Other root causes can also be addressed using the data signals produced by the algorithm. For change-related problems that seem to cluster around a specific change category, the organization may need to make underlying fixes. Or, they may invest in a total overhaul of that part of the product architecture to be more stable.

Change-related problems that are correlated with poor quality code or escaped defects can be met with an effort to retrain teams on best practices. Feedback from the production environment can also allow development and change teams to close the loop on persistent user-facing problems that can be traced back to changes.

Without ML modeling, an organization may resort to “putting out fires” after changes are deployed, forcing them to be reactive. This not only leads to poorer customer experiences — with customers potentially enduring outage after outage — it also creates unplanned work and consumes budgetary resources that could be spent on proactive improvements.

A root cause analysis engine can use a similarity algorithm to correlate across hundreds of fields to discover the root cause and trace incidents to specific changes. After examining repeating root causes, IT teams can implement long-term improvements to people, processes, and technology while raising the quality of releases without hurting CI/CD velocity.

Get proactive to seek consistent change success

Using the methods described above and the technology provided by Digital.ai Change Risk Prediction, a Fortune 20 healthcare organization was able to reduce change-related problems by 64% and reduce lengthy CAB meetings to just an hour a week.

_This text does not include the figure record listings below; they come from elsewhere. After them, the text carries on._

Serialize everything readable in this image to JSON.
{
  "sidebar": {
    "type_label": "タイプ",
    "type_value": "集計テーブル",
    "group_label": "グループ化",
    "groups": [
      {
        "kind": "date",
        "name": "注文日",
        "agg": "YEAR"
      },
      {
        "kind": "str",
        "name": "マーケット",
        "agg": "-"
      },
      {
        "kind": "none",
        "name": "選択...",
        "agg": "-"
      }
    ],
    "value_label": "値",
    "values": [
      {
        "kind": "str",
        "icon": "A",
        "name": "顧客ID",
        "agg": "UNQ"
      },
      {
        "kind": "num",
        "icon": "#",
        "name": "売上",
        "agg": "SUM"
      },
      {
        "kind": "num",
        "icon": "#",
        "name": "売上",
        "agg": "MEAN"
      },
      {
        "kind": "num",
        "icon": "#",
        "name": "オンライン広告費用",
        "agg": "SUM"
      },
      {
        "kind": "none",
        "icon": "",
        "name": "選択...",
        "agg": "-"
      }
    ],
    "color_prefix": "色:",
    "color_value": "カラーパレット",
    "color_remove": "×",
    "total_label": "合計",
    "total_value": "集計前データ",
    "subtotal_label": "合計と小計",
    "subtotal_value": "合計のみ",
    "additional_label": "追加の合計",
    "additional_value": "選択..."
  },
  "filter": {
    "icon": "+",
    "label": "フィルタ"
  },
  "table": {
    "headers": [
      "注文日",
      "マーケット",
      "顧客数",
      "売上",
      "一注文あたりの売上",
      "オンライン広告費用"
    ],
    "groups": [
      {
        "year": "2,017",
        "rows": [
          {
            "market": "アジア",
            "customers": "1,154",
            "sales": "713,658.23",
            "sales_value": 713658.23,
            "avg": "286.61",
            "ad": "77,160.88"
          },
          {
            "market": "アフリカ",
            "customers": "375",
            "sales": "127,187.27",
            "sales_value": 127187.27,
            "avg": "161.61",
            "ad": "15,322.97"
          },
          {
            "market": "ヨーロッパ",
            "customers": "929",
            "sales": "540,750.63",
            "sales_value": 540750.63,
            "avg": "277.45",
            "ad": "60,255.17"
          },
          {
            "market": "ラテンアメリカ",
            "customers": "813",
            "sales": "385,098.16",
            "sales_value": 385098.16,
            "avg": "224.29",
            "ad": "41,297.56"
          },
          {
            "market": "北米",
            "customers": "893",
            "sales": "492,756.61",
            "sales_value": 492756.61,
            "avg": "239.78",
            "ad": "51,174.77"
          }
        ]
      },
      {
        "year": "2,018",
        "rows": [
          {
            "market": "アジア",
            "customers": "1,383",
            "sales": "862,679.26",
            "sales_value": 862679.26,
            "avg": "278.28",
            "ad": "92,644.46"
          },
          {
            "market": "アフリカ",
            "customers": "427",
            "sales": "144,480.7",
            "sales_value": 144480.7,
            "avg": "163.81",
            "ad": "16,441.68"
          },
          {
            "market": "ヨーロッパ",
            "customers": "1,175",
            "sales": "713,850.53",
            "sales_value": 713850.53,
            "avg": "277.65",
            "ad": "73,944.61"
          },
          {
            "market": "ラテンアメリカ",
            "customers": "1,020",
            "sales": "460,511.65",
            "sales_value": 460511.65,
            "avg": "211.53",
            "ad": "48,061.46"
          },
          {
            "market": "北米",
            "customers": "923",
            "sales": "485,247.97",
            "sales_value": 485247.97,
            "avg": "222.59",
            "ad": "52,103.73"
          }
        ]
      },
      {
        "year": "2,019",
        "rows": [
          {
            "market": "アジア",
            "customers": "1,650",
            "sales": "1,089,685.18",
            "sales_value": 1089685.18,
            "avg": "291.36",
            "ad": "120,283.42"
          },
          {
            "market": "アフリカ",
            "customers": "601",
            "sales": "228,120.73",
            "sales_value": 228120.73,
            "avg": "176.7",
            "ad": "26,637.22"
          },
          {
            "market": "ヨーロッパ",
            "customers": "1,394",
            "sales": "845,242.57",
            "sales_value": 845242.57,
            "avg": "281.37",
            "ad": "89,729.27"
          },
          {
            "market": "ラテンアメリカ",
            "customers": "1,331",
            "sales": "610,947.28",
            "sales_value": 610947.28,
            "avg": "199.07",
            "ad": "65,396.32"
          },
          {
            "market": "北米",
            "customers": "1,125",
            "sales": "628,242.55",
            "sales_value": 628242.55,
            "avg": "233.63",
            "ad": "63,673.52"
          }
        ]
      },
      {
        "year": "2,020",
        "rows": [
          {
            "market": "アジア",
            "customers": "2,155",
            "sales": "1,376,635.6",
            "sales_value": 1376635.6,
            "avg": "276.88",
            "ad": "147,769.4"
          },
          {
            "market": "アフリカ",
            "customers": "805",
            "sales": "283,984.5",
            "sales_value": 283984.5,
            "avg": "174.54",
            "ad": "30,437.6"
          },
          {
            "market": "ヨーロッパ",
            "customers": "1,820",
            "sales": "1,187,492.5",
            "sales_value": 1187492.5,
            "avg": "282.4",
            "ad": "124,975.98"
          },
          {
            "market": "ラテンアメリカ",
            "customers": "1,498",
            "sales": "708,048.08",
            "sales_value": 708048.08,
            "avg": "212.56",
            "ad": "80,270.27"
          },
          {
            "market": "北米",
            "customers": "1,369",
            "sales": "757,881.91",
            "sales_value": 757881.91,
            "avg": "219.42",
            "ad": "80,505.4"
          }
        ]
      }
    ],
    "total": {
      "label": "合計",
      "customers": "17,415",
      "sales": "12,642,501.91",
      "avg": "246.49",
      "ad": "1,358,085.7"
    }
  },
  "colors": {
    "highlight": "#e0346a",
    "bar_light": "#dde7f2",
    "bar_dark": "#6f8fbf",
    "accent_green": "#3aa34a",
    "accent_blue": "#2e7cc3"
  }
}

Outcomes like these can offer quick returns, but ML insights also signal ways for the entire organization to work together to make structured, proactive improvements to people, processes, and technology. 

This continuous improvement drive tracks with Opensource.com’s suggestion for “building in the ability to amplify feedback” in order to accelerate and improve CI/CD. Feedback generated by data can be amplified by AI-powered analytics in combination with actionable data models and informative dashboards, for example. Using amplified feedback, teams can swarm on root cause issues, resolving persistent problems while generating new knowledge that could form the basis of new best practices. IT leaders can then explicitly share this knowledge and broadcast it throughout the organization, ensuring all teams can learn lessons from the challenges and failures of the past — amplifying feedback even further.

Through this process, ML algorithms can not only empower continuous integration and deployment but also continuous learning and continuous improvements. The end result is that AI-powered analytics helps build a more robust organization — one capable of learning from its mistakes and growing more consistently exceptional with each new release.